In 1988 the “First Australian Contemporary Art Fair” was held at the Royal Exhibition Building. It was the year of the bicentennial and the new art fair was presented by the Australian Commercial Galleries Association and the Bicentennial Authority. Since then, every two years, the Melbourne Art Fair (MAF) has been held in the Royal Exhibition Building. Now it is over, not with a bang but a whimper of an announcement.

Melbourne Art Fair 2014 at the Exhibition Building
The announcement of the cancellation from Anna Pappas, chair of the not-for-profit MAF came on Friday 19 2016. Art Guide and The Age scrambled to publish this major story that day. The Guardian waited until it had discovered who the “high-profile galleries” that Pappas referred to in her statement. The Age had made an informed guess that this might include Diane Tanzer Gallery, but this proved not to be the case. Melbourne may not have an art fair any more but it does have more than one major commercial art gallery.
There are still many unanswered questions about the cancelled art fair. Is this the beginning of a trend or just one of the common variety of administrative debacle?
Suggesting that the cancelation of art was due to an administrative debacle is the fact that in August 2015 the MAF had severed its contract to manage the fair with Art Fairs Australia.
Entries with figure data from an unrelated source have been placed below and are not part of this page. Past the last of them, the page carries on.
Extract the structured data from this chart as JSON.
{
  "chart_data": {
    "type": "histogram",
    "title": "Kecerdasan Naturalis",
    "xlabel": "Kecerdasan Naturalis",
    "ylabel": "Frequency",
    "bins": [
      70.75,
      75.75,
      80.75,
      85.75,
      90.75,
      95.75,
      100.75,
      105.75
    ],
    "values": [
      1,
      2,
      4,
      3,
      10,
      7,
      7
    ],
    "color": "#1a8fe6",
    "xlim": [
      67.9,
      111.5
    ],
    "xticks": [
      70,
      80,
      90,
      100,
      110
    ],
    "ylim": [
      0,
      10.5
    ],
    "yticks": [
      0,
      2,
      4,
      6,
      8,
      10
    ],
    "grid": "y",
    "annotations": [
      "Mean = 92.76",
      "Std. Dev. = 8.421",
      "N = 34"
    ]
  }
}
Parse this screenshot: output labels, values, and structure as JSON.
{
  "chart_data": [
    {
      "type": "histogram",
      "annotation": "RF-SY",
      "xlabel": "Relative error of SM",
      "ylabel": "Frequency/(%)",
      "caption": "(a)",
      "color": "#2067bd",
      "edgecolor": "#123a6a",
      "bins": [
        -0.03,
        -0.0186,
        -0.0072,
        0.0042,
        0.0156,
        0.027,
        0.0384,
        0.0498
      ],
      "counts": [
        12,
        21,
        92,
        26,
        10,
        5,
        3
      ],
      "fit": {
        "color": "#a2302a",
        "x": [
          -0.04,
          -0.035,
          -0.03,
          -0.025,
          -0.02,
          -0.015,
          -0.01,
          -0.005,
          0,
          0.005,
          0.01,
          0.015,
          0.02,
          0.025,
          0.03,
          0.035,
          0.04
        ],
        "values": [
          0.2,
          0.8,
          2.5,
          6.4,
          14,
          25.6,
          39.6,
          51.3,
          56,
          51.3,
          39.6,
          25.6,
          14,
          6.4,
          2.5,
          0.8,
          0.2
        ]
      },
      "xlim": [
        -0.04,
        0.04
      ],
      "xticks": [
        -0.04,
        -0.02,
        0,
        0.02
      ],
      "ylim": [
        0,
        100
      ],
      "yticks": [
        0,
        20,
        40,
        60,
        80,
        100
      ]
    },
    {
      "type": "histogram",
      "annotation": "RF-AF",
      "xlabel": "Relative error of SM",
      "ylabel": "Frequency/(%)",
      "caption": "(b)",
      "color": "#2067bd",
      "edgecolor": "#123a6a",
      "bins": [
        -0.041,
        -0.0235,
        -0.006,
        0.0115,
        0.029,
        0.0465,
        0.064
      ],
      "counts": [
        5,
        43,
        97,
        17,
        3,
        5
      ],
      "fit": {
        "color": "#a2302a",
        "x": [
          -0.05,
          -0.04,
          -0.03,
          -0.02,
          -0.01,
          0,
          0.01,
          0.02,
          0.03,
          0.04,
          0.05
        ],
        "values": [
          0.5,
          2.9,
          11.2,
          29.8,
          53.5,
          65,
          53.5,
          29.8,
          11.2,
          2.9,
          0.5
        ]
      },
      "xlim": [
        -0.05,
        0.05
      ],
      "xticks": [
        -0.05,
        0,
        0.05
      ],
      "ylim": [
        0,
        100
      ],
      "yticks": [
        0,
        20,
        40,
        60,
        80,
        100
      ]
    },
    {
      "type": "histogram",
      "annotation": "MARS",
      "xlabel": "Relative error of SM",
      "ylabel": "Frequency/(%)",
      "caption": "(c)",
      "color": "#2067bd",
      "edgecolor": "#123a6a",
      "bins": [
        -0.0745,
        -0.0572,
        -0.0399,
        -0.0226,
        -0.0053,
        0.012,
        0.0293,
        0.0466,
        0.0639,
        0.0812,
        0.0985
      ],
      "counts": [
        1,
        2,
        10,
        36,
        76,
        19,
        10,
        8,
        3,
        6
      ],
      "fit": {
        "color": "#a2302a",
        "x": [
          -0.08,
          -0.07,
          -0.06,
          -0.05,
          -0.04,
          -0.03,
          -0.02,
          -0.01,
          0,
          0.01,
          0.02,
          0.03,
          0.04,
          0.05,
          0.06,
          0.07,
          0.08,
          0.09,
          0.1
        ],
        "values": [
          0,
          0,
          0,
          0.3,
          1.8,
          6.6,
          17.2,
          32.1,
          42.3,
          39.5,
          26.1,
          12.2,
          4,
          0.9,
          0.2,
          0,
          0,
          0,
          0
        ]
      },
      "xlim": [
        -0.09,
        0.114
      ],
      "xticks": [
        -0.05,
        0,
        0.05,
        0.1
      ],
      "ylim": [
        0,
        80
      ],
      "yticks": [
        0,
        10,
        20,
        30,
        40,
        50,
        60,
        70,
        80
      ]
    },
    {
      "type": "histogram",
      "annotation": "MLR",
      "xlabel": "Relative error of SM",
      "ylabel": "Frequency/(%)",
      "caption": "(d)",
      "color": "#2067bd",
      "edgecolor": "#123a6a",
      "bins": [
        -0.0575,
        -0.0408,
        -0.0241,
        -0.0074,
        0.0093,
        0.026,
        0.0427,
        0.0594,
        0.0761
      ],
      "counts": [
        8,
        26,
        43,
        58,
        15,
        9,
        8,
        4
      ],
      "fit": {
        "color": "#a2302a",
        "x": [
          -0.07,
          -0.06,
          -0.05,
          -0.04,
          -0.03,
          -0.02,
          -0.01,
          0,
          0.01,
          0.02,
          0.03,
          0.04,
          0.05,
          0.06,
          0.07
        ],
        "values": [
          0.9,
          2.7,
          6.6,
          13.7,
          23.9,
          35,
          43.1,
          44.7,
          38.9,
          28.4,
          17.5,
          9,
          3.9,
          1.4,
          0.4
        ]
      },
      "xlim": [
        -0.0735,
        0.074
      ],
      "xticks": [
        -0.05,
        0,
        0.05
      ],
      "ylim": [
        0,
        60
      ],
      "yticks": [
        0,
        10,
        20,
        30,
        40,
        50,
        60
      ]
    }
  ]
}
If that is the case then we can expect that MAF will be re-established in a couple of years.
However, there are reasons to think that it is the start of a trend away from the art fair model. Barry Keldoulis told the media at the opening of the MAF 2014 that “art fairs may not be the best way to see art but they are the best way to see hell of lot of art.” If art fairs are not be the best way to see art why would they be the best way to buy art or sell art. Although art fairs were promoted as the mega-art market there are serious commercial art galleries in Melbourne who have done the math and decided that the MAF is not worth it.
Considering the last MAF two years ago in hindsight I should have been spending more time at the Not Fair rather than the MAF. Not Fair was the alternative satellite to the MAF. It was curated exhibition in Collingwood at 12 Peel Street and The Grace Darling Hotel. Its curators, Sam Leach, Ashley Crawford and Rebecca Richards had put together an exhibition that has been mentioned more times to me in the last two years than the MAF.
The loss of the MAF is not a disaster for Australian art. Australian art has changed so much in the three decades since the art fair started. Looking at the 1988 art fair catalogue Patrick McCaughey’s introductory essay about the Australian art in the eighties was about a contemporary art scene that had just emerged. In the 1988 art fair where there was only 21 galleries involved. Of the Melbourne galleries that were exhibiting in 1988 only Australian, Niagara and Tolarno galleries are still operating. Tolarno Galleries is one of the galleries whose non-participation this year ended the MAF.